Whether of train stations, storage units or shipping containers, the artist’s images convert humanity’s vast and overwhelming excess into totems of manufactured production. While the photographs sing harmoniously, the deliberate, abstracted delaying of the viewer’s understanding of the subject matter provokes a re-engagement with the prevailing themes of modernity.

Delson makes art in a big way. A high-resolution Sony camera, an enormous passion for travel, and state-of-the-art large format photographic printing and finishing, allows him to make meaningful artworks with extraordinary production values. He is also contemplating creating prints on a scale of eight by twelve feet, to be mounted under plexiglass. His highly dramatic aerials are so voluptuously detailed, they seem to transport the viewer, as if taken along for the ride to share the view outside the photographer’s helicopter window.

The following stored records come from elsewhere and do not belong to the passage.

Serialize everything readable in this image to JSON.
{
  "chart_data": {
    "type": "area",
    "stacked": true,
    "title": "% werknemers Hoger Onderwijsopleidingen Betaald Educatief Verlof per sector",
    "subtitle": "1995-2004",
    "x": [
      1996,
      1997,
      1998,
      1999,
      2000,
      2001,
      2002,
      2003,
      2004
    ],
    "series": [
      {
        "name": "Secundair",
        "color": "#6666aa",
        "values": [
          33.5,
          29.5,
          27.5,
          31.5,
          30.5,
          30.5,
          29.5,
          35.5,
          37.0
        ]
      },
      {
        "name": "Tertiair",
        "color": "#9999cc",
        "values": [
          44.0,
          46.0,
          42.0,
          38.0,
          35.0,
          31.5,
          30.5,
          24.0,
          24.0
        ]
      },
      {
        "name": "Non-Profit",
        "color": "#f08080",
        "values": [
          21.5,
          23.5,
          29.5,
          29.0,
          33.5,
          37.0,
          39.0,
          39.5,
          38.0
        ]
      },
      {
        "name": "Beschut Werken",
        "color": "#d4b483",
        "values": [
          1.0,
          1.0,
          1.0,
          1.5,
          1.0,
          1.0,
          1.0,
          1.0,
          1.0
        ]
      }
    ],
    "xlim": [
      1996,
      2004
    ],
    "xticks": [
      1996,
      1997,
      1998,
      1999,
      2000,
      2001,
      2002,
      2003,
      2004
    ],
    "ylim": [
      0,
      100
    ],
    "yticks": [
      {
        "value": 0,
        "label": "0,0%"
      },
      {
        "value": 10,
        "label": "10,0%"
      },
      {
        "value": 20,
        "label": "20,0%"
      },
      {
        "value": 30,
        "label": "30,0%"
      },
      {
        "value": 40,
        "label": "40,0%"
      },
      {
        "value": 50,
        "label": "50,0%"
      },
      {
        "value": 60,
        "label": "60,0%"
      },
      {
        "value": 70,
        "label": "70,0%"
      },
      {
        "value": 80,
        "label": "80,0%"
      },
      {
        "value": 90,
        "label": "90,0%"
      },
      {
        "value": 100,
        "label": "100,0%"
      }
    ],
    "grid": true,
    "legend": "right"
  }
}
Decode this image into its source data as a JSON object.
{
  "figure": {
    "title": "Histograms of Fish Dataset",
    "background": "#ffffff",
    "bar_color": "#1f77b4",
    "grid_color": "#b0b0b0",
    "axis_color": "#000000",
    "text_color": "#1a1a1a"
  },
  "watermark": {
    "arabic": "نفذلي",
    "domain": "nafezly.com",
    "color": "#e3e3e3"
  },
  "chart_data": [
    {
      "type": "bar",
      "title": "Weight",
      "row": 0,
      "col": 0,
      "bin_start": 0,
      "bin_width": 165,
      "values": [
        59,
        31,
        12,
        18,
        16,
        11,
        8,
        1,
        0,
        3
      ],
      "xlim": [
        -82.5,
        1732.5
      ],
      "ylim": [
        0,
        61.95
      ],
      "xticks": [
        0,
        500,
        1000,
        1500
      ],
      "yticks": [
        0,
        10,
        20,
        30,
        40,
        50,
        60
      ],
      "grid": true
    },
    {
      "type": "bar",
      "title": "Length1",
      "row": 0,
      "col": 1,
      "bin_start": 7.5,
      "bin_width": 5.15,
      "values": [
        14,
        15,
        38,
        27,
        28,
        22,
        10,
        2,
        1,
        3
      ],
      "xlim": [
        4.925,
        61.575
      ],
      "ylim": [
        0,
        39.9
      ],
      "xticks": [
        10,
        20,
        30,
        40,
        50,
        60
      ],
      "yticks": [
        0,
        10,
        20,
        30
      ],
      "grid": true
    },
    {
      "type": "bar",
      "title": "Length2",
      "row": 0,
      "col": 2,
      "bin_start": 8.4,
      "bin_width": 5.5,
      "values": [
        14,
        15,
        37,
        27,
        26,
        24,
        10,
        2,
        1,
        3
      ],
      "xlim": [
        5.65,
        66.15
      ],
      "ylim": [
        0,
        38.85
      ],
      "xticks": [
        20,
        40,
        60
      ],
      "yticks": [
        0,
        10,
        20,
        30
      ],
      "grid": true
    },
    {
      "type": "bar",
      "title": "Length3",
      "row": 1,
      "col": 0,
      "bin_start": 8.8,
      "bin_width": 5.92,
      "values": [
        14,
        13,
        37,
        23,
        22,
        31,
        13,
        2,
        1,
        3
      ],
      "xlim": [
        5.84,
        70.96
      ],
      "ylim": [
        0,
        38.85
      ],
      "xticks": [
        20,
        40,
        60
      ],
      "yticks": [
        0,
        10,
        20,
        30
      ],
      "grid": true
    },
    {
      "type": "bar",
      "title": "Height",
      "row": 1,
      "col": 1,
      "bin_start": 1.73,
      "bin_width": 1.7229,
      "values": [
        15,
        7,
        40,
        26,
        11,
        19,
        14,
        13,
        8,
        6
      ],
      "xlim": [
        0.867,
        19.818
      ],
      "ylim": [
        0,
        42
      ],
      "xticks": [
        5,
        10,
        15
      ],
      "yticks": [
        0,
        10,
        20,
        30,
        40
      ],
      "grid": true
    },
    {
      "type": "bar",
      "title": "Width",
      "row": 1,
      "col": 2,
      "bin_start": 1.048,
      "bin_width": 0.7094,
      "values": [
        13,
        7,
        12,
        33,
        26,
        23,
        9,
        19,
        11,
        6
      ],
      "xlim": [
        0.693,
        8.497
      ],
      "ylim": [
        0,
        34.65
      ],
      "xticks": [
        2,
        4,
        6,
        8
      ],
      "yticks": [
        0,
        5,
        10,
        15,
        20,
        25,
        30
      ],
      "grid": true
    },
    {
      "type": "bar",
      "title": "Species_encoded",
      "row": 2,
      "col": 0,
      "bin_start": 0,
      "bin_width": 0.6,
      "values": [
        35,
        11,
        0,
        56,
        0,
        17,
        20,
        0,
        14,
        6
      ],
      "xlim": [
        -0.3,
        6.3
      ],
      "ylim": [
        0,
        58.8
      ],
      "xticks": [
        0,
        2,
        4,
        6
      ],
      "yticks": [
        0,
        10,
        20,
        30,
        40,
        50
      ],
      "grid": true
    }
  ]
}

Building Blocks, shot over Stuyvesant Town on the east side of New York City, is not so much deconstructed as re-ordered in engrossing symmetry. Its architecture is an ode to classic French and Italian Renaissance gardens, like at the Palace of Versailles. These environs, with their fountains, plantings and buildings, were designed to represent unanimity and order, to invoke the ideals of the Renaissance and to recall the virtues of Ancient Rome. In the same classical vein, Delson’s photographs present the world in peace and tranquility. The artist methodizes his realm of the Renaissance, so that all the elements in his compositions are in graceful, congruent agreement. His images evoke balance and a sublime visual concordance. They fly us into the sky to observe the measured and majestic earth below, and to share the wizard Merlin’s magical perspective.

Donn Delson’s photographs will be featured in an exhibit opening at TAG Gallery in March 2017.